New Long-Acting Malaria Drug Looks Promising

Researchers have developed a new, long-acting malaria drug that they believe may help fight one of the world’s biggest killers.

The drug, still known by its experimental name "DSM265," can stop the malaria parasite at several stages in its life cycle, the researchers report in the journal Science Translational Medicine. Tests in people have begun.

"DSM265 could be among the first single-dose cures for malaria, and would be used in partnership with another drug," said Dr. Margaret Phillips of the University of Texas Southwestern, a pharmacologist who worked on the drug’s development.

"The drug also could potentially be developed as a once-weekly preventive,” she said.

Malaria infected 198 million people in 2013, according to the World Health Organization. It killed more than 580,000 people, mostly children under the age of 5.

The malaria parasite is spread by mosquitoes and can live for years in the human body. Symptoms include fever, headache, back pain, chills, sweating, muscle pain, nausea, vomiting, diarrhea and cough.

It’s hard to fight with drugs because of the parasite’s complicated life cycle. Drugs that do treat malaria can cause serious side-effects. Mefloquine hydrochloride, sold under brand names including Lariam, Mephaquin or Mefliam, can cause serious symptoms that include hallucinations.

Other drugs approved to treat and prevent malaria include Malarone, chloroquine and the antibiotic doxycycline. There's no vaccine to prevent malaria, although scientists are working on several.

The parasite can develop resistance to the drugs, leaving doctors with few options to treat patients.

“The parasite is very good at adapting and becoming resistant to drugs - this is inevitable,” said Phillips. But by combining this new drug with old drugs, it might be possible to wipe out all the parasites in a patient's body, stopping the development of resistance, she said.

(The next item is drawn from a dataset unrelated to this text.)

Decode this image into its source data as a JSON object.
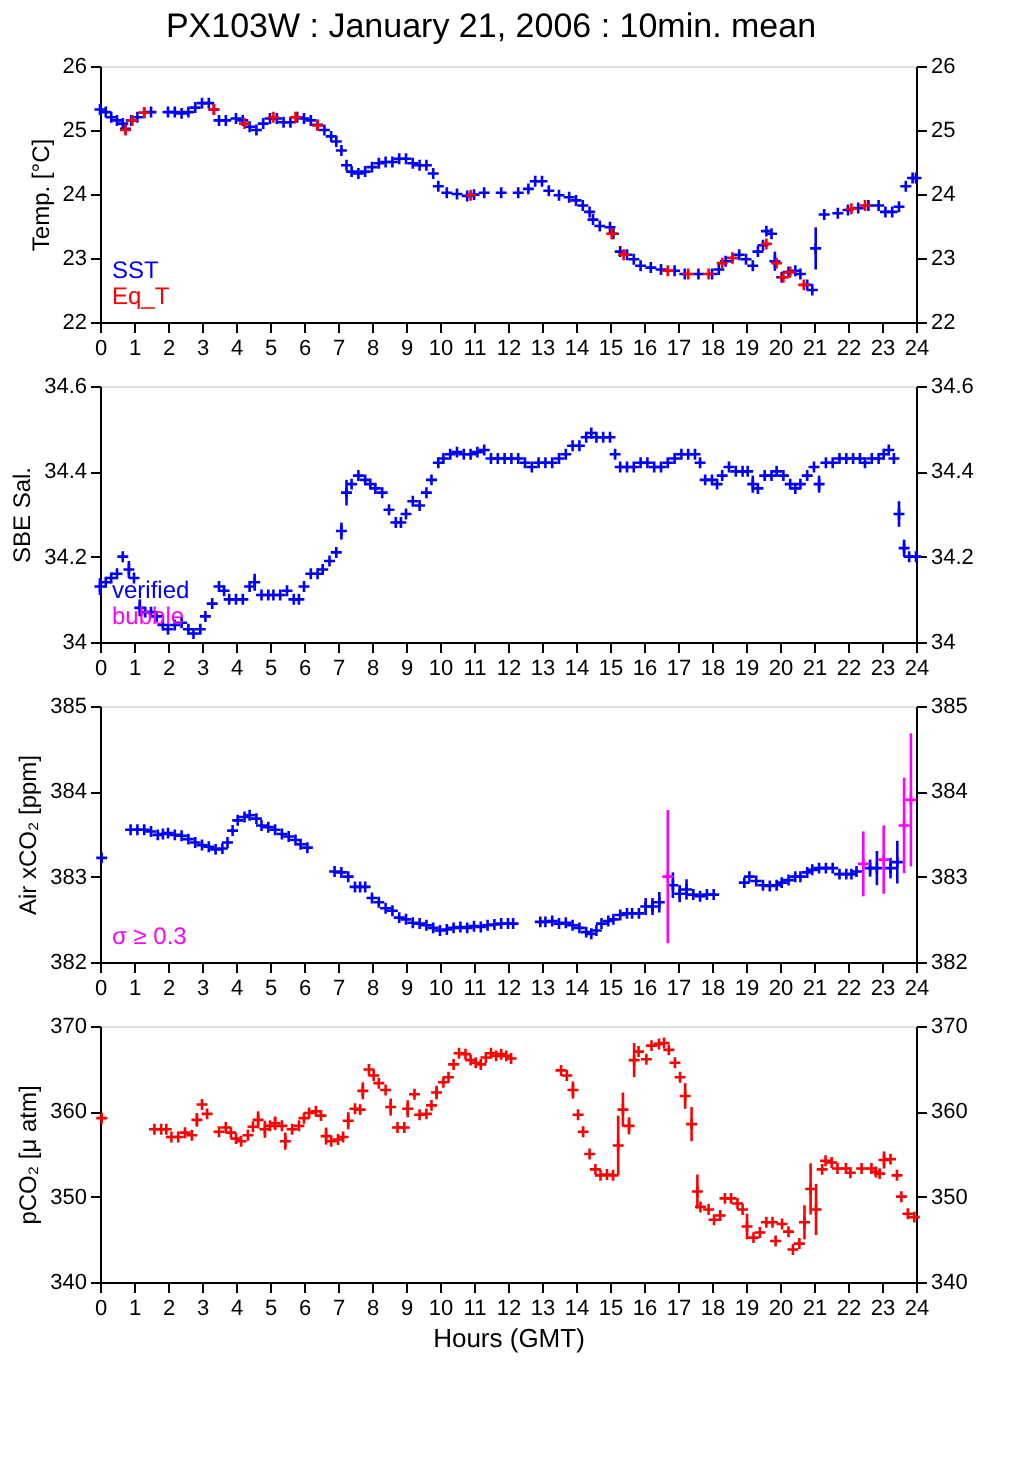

The new drug lasts 100 hours — four days — in the body, the researchers report in the journal Science Translational Medicine.

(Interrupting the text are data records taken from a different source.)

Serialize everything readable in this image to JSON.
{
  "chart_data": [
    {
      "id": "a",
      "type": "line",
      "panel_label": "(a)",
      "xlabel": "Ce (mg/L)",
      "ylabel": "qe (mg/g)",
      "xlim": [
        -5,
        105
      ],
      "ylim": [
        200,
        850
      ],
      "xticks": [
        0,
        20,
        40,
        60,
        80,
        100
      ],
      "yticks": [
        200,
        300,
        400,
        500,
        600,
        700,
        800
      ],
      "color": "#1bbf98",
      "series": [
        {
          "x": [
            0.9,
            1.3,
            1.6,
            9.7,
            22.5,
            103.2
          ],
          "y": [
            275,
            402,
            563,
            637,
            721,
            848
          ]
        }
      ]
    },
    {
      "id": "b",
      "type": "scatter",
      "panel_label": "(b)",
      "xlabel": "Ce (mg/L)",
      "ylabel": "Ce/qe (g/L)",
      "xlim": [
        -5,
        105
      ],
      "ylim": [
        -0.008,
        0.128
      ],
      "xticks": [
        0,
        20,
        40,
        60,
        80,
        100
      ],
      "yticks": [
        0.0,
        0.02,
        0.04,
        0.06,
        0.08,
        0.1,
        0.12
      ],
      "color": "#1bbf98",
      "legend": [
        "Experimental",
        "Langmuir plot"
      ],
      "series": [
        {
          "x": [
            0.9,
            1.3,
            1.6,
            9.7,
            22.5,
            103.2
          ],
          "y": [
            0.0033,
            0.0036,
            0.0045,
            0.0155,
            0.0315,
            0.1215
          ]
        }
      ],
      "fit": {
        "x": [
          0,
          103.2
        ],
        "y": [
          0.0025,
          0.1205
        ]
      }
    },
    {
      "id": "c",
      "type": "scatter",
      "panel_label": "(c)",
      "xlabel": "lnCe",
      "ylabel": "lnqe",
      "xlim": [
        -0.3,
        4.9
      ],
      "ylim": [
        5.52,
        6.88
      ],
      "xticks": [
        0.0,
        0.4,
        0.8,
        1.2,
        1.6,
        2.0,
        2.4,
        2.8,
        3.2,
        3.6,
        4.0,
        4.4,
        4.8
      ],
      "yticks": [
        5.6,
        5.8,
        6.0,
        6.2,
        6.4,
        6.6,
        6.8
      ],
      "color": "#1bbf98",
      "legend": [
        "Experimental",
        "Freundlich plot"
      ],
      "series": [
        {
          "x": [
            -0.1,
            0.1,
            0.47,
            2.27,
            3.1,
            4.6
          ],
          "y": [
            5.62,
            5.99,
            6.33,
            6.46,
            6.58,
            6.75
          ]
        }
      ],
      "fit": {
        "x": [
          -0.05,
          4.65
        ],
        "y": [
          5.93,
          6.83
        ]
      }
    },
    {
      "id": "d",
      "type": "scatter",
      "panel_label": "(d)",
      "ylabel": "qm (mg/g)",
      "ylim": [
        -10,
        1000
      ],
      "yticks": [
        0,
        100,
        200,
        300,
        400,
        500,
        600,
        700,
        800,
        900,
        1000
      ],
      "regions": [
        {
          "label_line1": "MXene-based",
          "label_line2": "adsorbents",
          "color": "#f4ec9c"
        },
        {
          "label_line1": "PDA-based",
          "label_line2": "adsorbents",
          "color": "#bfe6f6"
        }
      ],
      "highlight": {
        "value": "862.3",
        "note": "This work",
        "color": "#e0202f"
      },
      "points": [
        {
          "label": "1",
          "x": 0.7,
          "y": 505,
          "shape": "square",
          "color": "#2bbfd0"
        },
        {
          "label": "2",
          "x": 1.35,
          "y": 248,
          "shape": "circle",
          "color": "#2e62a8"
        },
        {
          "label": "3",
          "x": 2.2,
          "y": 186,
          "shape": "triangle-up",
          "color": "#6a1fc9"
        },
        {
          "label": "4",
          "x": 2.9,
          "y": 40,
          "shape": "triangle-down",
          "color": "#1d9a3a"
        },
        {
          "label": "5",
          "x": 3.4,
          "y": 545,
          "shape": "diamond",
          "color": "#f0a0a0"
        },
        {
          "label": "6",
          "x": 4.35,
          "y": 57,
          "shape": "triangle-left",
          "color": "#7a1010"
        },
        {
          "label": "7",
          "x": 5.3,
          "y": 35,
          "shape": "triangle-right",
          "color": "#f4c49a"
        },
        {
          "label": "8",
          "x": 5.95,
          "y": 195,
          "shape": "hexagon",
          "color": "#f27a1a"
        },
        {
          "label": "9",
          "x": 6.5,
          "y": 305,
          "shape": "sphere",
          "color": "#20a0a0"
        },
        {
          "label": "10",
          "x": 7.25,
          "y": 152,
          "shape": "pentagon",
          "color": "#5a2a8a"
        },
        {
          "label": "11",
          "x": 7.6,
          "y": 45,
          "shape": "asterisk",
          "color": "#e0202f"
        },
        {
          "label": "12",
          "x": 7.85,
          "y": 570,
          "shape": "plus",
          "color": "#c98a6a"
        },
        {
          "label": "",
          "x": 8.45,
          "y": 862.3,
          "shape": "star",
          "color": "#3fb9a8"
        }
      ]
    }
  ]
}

"This is the first of a new class of molecules that's going into humans," said Pradipsinh Rathod, a chemistry professor at the University of Washington who’s helping develop the drug.

“Until now, everything else in humans has been variations of drugs that have been developed in the distant past."

DSM265 targets a protein the parasite needs to reproduce.

The researchers have transferred their patent rights for DSM265 to the Medicines for Malaria Venture, which aims to develop the drug. It’s funded by the Bill & Melinda Gates Foundation.